What do theories say on Corporate criminal liability?

 

  1. Doctrine of Attribution

A corporation can be convicted of a criminal offense involving mens rea by applying the Doctrine of Attribution. According to the doctrine, criminal intention of the “alter ego” of the company, i.e., the person/ group of person in charge of the business/affairs of the company can be attributed to the corporation as well to make it liable. In other words, corporates can be held responsible for offenses committed by the persons in control of its affairs, if such are perpetrated in relation to the business of the corporation.

 

However, the question then arises whether the reverse will also hold true, i.e., whether the officials of the company can be held responsible for acts of the company?

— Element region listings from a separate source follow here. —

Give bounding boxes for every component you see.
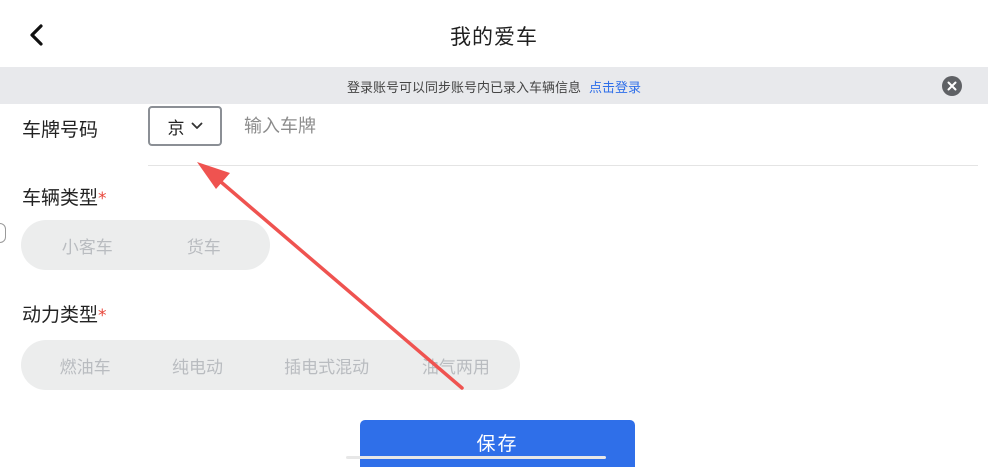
annotation-arrowhead <box>197 162 230 189</box>
vehicle-type-label: 车辆类型* <box>22 183 107 210</box>
power-type-option[interactable]: 纯电动 <box>141 353 253 378</box>
power-type-label: 动力类型* <box>22 300 107 327</box>
power-type-option[interactable]: 插电式混动 <box>254 353 400 378</box>
plate-label: 车牌号码 <box>22 119 99 141</box>
required-mark: * <box>98 306 107 326</box>
plate-divider <box>148 165 978 166</box>
province-select[interactable]: 京 <box>148 106 222 146</box>
close-circle-icon <box>947 81 957 91</box>
power-type-option[interactable]: 燃油车 <box>29 353 141 378</box>
power-type-label-text: 动力类型 <box>22 304 99 326</box>
power-type-option[interactable]: 油气两用 <box>400 353 512 378</box>
page-title: 我的爱车 <box>450 25 538 49</box>
banner-text: 登录账号可以同步账号内已录入车辆信息 <box>346 81 581 96</box>
login-link[interactable]: 点击登录 <box>589 81 641 96</box>
vehicle-type-label-text: 车辆类型 <box>22 187 99 209</box>
edge-handle <box>0 223 6 243</box>
vehicle-type-segment: 小客车 货车 <box>21 220 270 270</box>
banner-close-button[interactable] <box>942 76 962 96</box>
home-indicator <box>346 456 606 459</box>
vehicle-type-option[interactable]: 货车 <box>146 233 263 258</box>
vehicle-type-option[interactable]: 小客车 <box>29 233 146 258</box>
save-button[interactable]: 保存 <box>360 420 635 467</box>
chevron-down-icon <box>191 122 202 129</box>
plate-number-input[interactable] <box>244 110 944 142</box>
login-banner: 登录账号可以同步账号内已录入车辆信息 点击登录 <box>0 67 988 104</box>
banner-message: 登录账号可以同步账号内已录入车辆信息 点击登录 <box>0 77 988 96</box>
province-value: 京 <box>167 118 185 139</box>
power-type-segment: 燃油车 纯电动 插电式混动 油气两用 <box>21 340 520 390</box>
required-mark: * <box>98 189 107 209</box>
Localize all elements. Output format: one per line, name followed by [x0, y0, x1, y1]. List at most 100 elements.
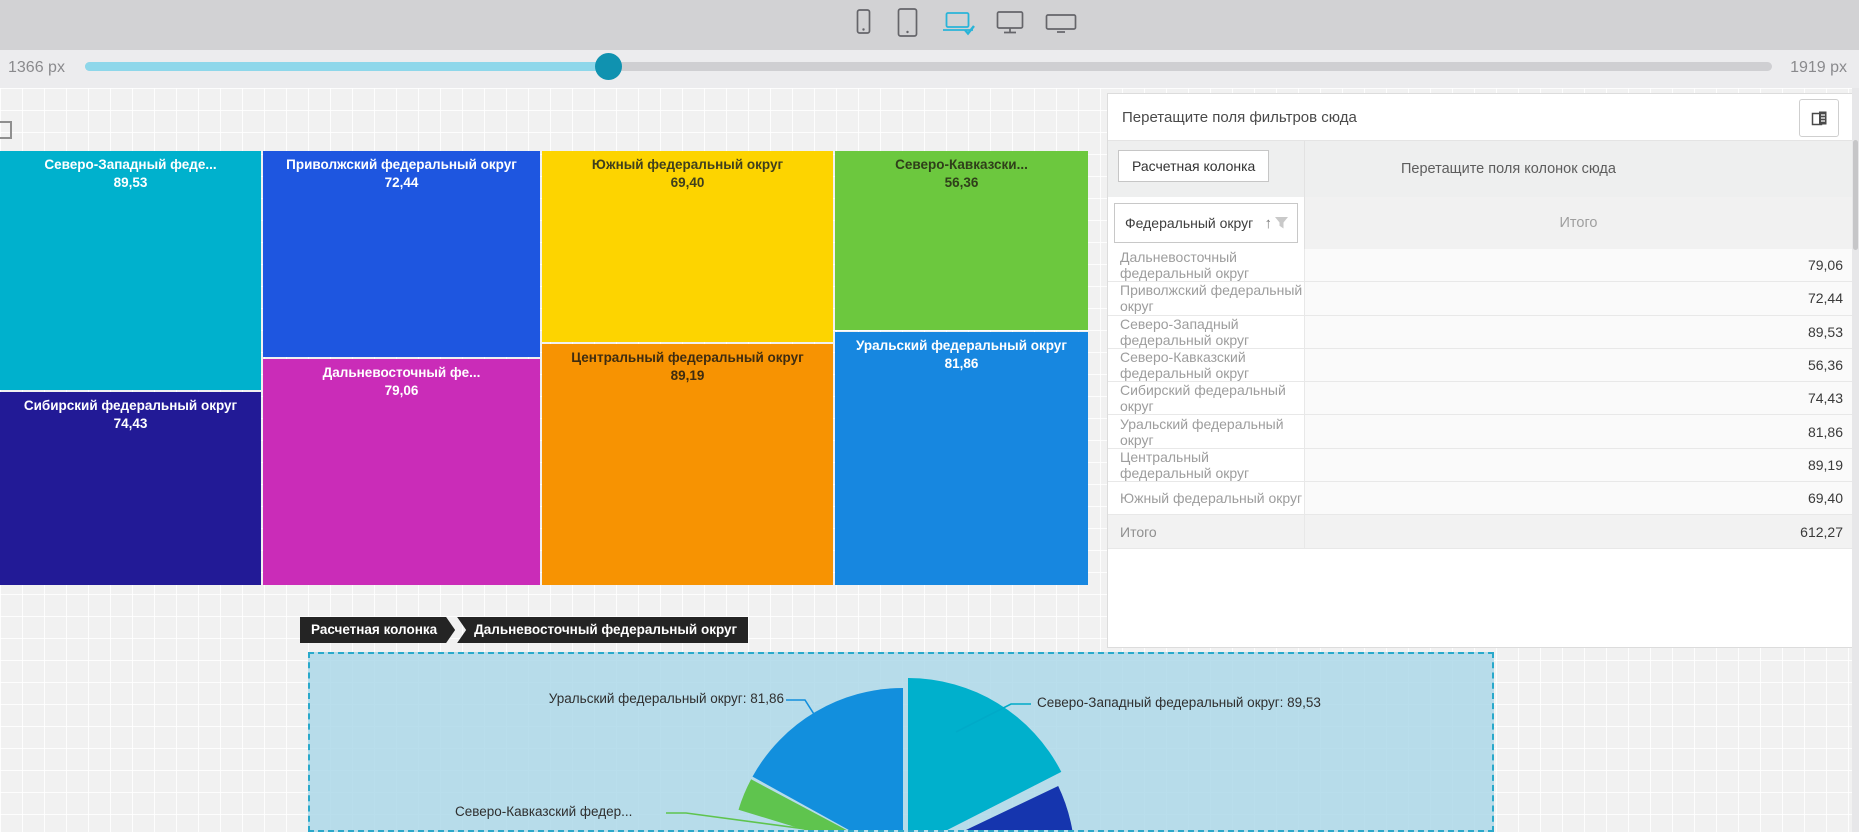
viewport-width-slider[interactable] — [85, 62, 1772, 71]
monitor-icon[interactable] — [994, 5, 1026, 41]
treemap-chart[interactable]: Северо-Западный феде... 89,53 Сибирский … — [0, 151, 1089, 585]
treemap-tile-label: Южный федеральный округ 69,40 — [542, 156, 833, 191]
tile-value: 89,53 — [0, 174, 261, 192]
table-total-row: Итого 612,27 — [1108, 515, 1852, 548]
filters-dropzone[interactable]: Перетащите поля фильтров сюда — [1108, 94, 1852, 141]
table-row[interactable]: Приволжский федеральный округ 72,44 — [1108, 282, 1852, 315]
row-value: 69,40 — [1304, 482, 1852, 514]
row-value: 56,36 — [1304, 349, 1852, 381]
tile-value: 81,86 — [835, 355, 1088, 373]
table-row[interactable]: Уральский федеральный округ 81,86 — [1108, 415, 1852, 448]
treemap-tile[interactable]: Южный федеральный округ 69,40 — [542, 151, 833, 342]
table-row[interactable]: Центральный федеральный округ 89,19 — [1108, 449, 1852, 482]
tile-value: 79,06 — [263, 382, 540, 400]
treemap-tile-label: Северо-Кавказски... 56,36 — [835, 156, 1088, 191]
treemap-tile-label: Центральный федеральный округ 89,19 — [542, 349, 833, 384]
row-name: Приволжский федеральный округ — [1108, 282, 1304, 314]
tile-value: 72,44 — [263, 174, 540, 192]
pie-chart-selection[interactable]: Уральский федеральный округ: 81,86 Север… — [308, 652, 1494, 832]
total-row-value: 612,27 — [1304, 515, 1852, 547]
laptop-icon[interactable] — [940, 5, 976, 41]
row-value: 89,19 — [1304, 449, 1852, 481]
filters-dropzone-label: Перетащите поля фильтров сюда — [1122, 94, 1357, 141]
treemap-tile[interactable]: Дальневосточный фе... 79,06 — [263, 359, 540, 585]
row-name: Северо-Западный федеральный округ — [1108, 316, 1304, 348]
row-field-select[interactable]: Федеральный округ ↑ — [1114, 203, 1298, 243]
tile-value: 56,36 — [835, 174, 1088, 192]
treemap-tile[interactable]: Северо-Западный феде... 89,53 — [0, 151, 261, 390]
pivot-builder-panel: Перетащите поля фильтров сюда Расчетная … — [1107, 93, 1853, 648]
row-value: 79,06 — [1304, 249, 1852, 281]
treemap-tile[interactable]: Приволжский федеральный округ 72,44 — [263, 151, 540, 357]
sort-arrow-up-icon[interactable]: ↑ — [1265, 215, 1273, 232]
dashboard-canvas: Северо-Западный феде... 89,53 Сибирский … — [0, 88, 1859, 832]
table-row[interactable]: Северо-Кавказский федеральный округ 56,3… — [1108, 349, 1852, 382]
slider-max-label: 1919 px — [1790, 50, 1847, 86]
vertical-scrollbar[interactable] — [1852, 88, 1859, 832]
tile-value: 89,19 — [542, 367, 833, 385]
device-buttons — [850, 5, 1078, 41]
treemap-tile[interactable]: Центральный федеральный округ 89,19 — [542, 344, 833, 585]
rows-dropzone[interactable]: Расчетная колонка — [1108, 141, 1304, 197]
pie-label: Северо-Кавказский федер... — [455, 804, 632, 819]
row-name: Северо-Кавказский федеральный округ — [1108, 349, 1304, 381]
breadcrumb-item: Дальневосточный федеральный округ — [457, 617, 748, 643]
tile-value: 69,40 — [542, 174, 833, 192]
row-value: 72,44 — [1304, 282, 1852, 314]
table-row[interactable]: Южный федеральный округ 69,40 — [1108, 482, 1852, 515]
breadcrumb: Расчетная колонка Дальневосточный федера… — [300, 617, 748, 643]
tile-name: Сибирский федеральный округ — [0, 397, 261, 415]
row-value: 81,86 — [1304, 415, 1852, 447]
row-name: Уральский федеральный округ — [1108, 415, 1304, 447]
treemap-tile-label: Уральский федеральный округ 81,86 — [835, 337, 1088, 372]
pivot-table-header: Федеральный округ ↑ Итого — [1108, 197, 1852, 249]
table-row[interactable]: Сибирский федеральный округ 74,43 — [1108, 382, 1852, 415]
table-row[interactable]: Дальневосточный федеральный округ 79,06 — [1108, 249, 1852, 282]
slider-min-label: 1366 px — [8, 50, 65, 86]
treemap-tile[interactable]: Сибирский федеральный округ 74,43 — [0, 392, 261, 585]
tile-value: 74,43 — [0, 415, 261, 433]
row-name: Дальневосточный федеральный округ — [1108, 249, 1304, 281]
pivot-table-body: Дальневосточный федеральный округ 79,06 … — [1108, 249, 1852, 549]
tile-name: Южный федеральный округ — [542, 156, 833, 174]
slider-handle[interactable] — [595, 53, 622, 80]
viewport-width-slider-row: 1366 px 1919 px — [0, 50, 1859, 88]
row-name: Сибирский федеральный округ — [1108, 382, 1304, 414]
columns-dropzone-label: Перетащите поля колонок сюда — [1401, 161, 1616, 177]
columns-dropzone[interactable]: Перетащите поля колонок сюда — [1304, 141, 1852, 197]
row-name: Южный федеральный округ — [1108, 482, 1304, 514]
pie-label: Уральский федеральный округ: 81,86 — [458, 691, 784, 706]
widescreen-icon[interactable] — [1044, 5, 1078, 41]
resize-handle-icon[interactable] — [0, 121, 12, 139]
tile-name: Уральский федеральный округ — [835, 337, 1088, 355]
fields-config-row: Расчетная колонка Перетащите поля колоно… — [1108, 141, 1852, 197]
tablet-icon[interactable] — [894, 5, 922, 41]
row-field-cell: Федеральный округ ↑ — [1108, 197, 1304, 249]
treemap-tile[interactable]: Северо-Кавказски... 56,36 — [835, 151, 1088, 330]
phone-icon[interactable] — [850, 5, 876, 41]
scrollbar-thumb[interactable] — [1853, 140, 1858, 250]
row-name: Центральный федеральный округ — [1108, 449, 1304, 481]
tile-name: Центральный федеральный округ — [542, 349, 833, 367]
total-row-name: Итого — [1108, 515, 1304, 547]
treemap-tile-label: Сибирский федеральный округ 74,43 — [0, 397, 261, 432]
filter-funnel-icon[interactable] — [1274, 216, 1289, 231]
pie-label: Северо-Западный федеральный округ: 89,53 — [1037, 695, 1321, 710]
table-row[interactable]: Северо-Западный федеральный округ 89,53 — [1108, 316, 1852, 349]
row-field-label: Федеральный округ — [1125, 215, 1265, 231]
treemap-tile[interactable]: Уральский федеральный округ 81,86 — [835, 332, 1088, 585]
row-value: 74,43 — [1304, 382, 1852, 414]
app-window: 1366 px 1919 px Северо-Западный феде... … — [0, 0, 1859, 832]
device-size-toolbar — [0, 0, 1859, 50]
tile-name: Северо-Западный феде... — [0, 156, 261, 174]
row-value: 89,53 — [1304, 316, 1852, 348]
slider-fill — [85, 62, 608, 71]
breadcrumb-item: Расчетная колонка — [300, 617, 455, 643]
total-column-header: Итого — [1304, 197, 1852, 249]
tile-name: Северо-Кавказски... — [835, 156, 1088, 174]
duplicate-icon[interactable] — [1799, 99, 1839, 137]
tile-name: Приволжский федеральный округ — [263, 156, 540, 174]
treemap-tile-label: Приволжский федеральный округ 72,44 — [263, 156, 540, 191]
treemap-tile-label: Северо-Западный феде... 89,53 — [0, 156, 261, 191]
row-field-chip[interactable]: Расчетная колонка — [1118, 150, 1269, 182]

This question was recently answered by the Supreme Court of India in Sunil Bharti Mittal vs. Central Bureau of Investigation. The Apex Court, in no uncertain terms, held that the principle of attribution cannot be applied in the reverse scenario to make the directors liable for offenses committed by the company. However, the Court thereafter observed that in the following circumstances a director/person in charge of the affairs of the company can also be prosecuted, along with the company as an accused:

 

  • If there is sufficient evidence of his active role coupled with criminal intent;
  • Where the statute specifically imposes liability.

 

 

  1. Vicarious Liability

 

Originally developed in the context of tortious liability, the doctrine of vicarious liability holds a person liable to answer for the acts of another. For instance: In the case of companies, the company may be held liable for the acts of its employees, agents, or any person for whom it is responsible.

 

The concept of vicarious liability of corporate officials has evolved substantially in the recent times so much so that it has become a trend to implead the officials of the company along with the company to exert pressure on the company to settle. However, it is important to note that there is no vicarious liability unless the statute specifically provides for it. Therefore, when the company is the offender, vicarious liability of the directors cannot be imputed automatically in the absence of any statutory provision to that effect.

 

Essentials for the doctrine of vicarious liability, therefore, are as follows:

  • There must be a crime committed by the agent of the company.
  • He must commit it within the scope of his employment.
  • The act must be carried out with intent to benefit the company.

 

  1. Theory of identification

 

The theory of identification recognizes that the acts and state of mind of certain senior officials in a company are the directing minds of the corporation and thus deemed to be the acts and state of mind of the corporation. The corporation is considered to be directly liable, rather than vicariously liable under this theory. In other words, this theory contemplates an identity between the corporation and the persons who constitute its directing mind. The commission of an offense by such person constitutes an offense by the corporation as well. If a corporate employee is virtually the directing mind and will of the corporation, the employee’s action and intent are the action and intent of the company itself, provided the employee is acting within the scope of his/her authority, either express or implied. Under the doctrine of identification, the company is personally liable. It is not liable vicariously. It is deemed to have committed the offense by itself.

 

The concept of corporate criminal liability is still in its emerging stage in India. However, attempts have been made in the Companies Act, 2013 to control and reduce corporate crime, and at the same time improve corporate governance practices, making companies more responsible and answerable. With the advent of globalization, imposing criminal liability on corporations makes sense; because they are immensely powerful actors whose conduct often causes very significant harm both individuals and society as a whole. Clearly, a lot is still required to be done in this area but the steps taken so far should not be undermined. How effectively laws and regulations will be able to control corporate behavior, only time will tell.